Structure of the human inner kinetochore bound to a centromeric CENP-A nucleosome

Abstract

Kinetochores assemble onto specialized centromeric CENP-A (centromere protein A) nucleosomes (CENP-A^Nuc) to mediate attachments between chromosomes and the mitotic spindle. We describe cryo-electron microscopy structures of the human inner kinetochore constitutive centromere associated network (CCAN) complex bound to CENP-A^Nuc reconstituted onto α-satellite DNA. CCAN forms edge-on contacts with CENP-A^Nuc, and a linker DNA segment of the α-satellite repeat emerges from the fully wrapped end of the nucleosome to thread through the central CENP-LN channel that tightly grips the DNA. The CENP-TWSX histone-fold module further augments DNA binding and partially wraps the linker DNA in a manner reminiscent of canonical nucleosomes. Our study suggests that the topological entrapment of the linker DNA by CCAN provides a robust mechanism by which kinetochores withstand both pushing and pulling forces exerted by the mitotic spindle.

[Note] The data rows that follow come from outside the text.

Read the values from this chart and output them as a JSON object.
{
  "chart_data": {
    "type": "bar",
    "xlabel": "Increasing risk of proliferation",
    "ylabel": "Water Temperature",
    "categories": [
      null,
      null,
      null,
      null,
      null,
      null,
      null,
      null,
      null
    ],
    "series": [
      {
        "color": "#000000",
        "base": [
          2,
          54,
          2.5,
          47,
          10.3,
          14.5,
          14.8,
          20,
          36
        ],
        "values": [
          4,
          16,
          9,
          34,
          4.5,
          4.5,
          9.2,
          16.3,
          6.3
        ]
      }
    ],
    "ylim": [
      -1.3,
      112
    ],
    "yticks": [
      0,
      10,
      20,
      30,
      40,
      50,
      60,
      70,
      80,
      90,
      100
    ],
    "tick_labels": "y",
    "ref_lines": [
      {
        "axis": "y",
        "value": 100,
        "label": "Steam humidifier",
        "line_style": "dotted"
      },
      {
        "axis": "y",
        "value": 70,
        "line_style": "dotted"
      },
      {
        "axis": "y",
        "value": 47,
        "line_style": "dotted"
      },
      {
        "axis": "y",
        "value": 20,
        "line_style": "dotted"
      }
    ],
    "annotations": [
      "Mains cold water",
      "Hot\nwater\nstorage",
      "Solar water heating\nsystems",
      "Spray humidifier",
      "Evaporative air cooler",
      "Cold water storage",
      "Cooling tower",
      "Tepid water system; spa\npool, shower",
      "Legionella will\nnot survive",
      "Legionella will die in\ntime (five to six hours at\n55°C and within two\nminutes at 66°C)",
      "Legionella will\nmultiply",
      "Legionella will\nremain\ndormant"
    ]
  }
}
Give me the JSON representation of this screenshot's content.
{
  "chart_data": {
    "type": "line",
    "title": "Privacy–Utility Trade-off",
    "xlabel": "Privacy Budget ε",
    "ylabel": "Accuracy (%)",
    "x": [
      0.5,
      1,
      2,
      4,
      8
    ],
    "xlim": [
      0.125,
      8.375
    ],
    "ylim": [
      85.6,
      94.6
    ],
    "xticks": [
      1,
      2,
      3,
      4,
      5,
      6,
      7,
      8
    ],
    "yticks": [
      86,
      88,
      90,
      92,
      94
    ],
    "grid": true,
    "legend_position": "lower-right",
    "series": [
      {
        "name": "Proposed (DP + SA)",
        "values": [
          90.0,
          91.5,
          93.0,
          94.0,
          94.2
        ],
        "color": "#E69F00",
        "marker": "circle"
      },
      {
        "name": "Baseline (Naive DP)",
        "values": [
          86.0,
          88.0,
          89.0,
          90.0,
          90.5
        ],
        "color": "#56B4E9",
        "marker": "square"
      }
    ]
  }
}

Figure 1. CCAN is assembled from a network of interdependent modules.

(A, B) Cryo-EM density map (A) and molecular architecture (B) of the apo-CCAN^ΔCT fitted into the cryo-EM map with resolved OPQUR^Foot and HIK^Head. (C) Atomic model of the apo-CCAN^ΔCT with details of the CENP-N-CENP-M interface as well as CENP-O binding to the CENP-HI pocket shown as insets. (D) Cartoon schematic of the CCAN^ΔCT modules.

Figure 2. Structure of the CCAN^ΔT-CENP-A^Nuc complex.

(A) Right panel shows the consensus CCAN^ΔT-5 CENP-A^Nuc cryo-EM map (transparent white) overlaid onto the composite CCAN^ΔT-CENP-A^Nuc cryo-EM density map based on individual cryo-EM maps for the CENP-A^Nuc-CENP-C^N and CCAN^ΔT-DNA reconstructions. Left panel: composite map alone. (B) Two orthogonal views of the CCAN^ΔT-CENP-A^Nuc complex depicted in cartoon representation for protein and space filling for DNA. CENP-A^Nuc has a diameter of 11 nm.

Figure 3. The extranucleosomal linker DNA is gripped by the CENP-LN channel.

(A) Cartoon representation of CCAN^ΔT-CENP-A^Nuc with cryo-EM density shown for extranucleosomal linker DNA (from CCAN^ΔT-DNA cryo-EM density map). (B) The CENP-LN module features a positively-charged channel that complements the DNA duplex. Electrostatic surface charge shown for CENP-LN. (C and D). Details of the CENP-LN channel-DNA interaction. R169 of CENP-N inserts into the DNA minor groove. CENP-LN surface charge shown in C. (E) Cartoon schematic of the CCAN^ΔT modules showing DNA path. (F and G) CENP-C binds to two sites on CCAN. The DEFxIDE motif binds to CENP-LN (E), whereas the FxxLFL motif binds to CENP-HIKM (G).

Figure 4. Architecture of the full CCAN^ΔC-DNA complex.

(A) Cryo-EM density map, and (B) molecular model of the CCAN^ΔC-DNA complex with DNA map density shown in yellow. (C) CCAN assembles an enclosed chamber that topologically entraps linker DNA. (D) Electrostatic representation of the DNA-binding chamber formed by CENP-LN, CENP-TW and CENP-HIK^Head modules shows a positively charged chamber that tightly grips DNA. (E) Schematic of CCAN showing DNA path through the CENP-LN, CENP-HIKM and CENP-TWSX modules. (F) The CENP-TWSX module resembles the canonical H3/H4 nucleosome tetramer, and partially wraps DNA.

Figure 5. Structure of the complete CCAN-CENP-A inner kinetochore module.

(A) Atomic model of the CCAN-CENP-A^Nuc complex. (B) Cartoon schematic of the CCAN-CENP-A^Nuc complex. (C) Mutations of CENP-N and CENP-TW previously shown to impair centromere function contribute to the DNA-binding channel of the CCAN (, –9). Residues implicated in DNA binding by CENP-L, and mutated in the current study, are also shown.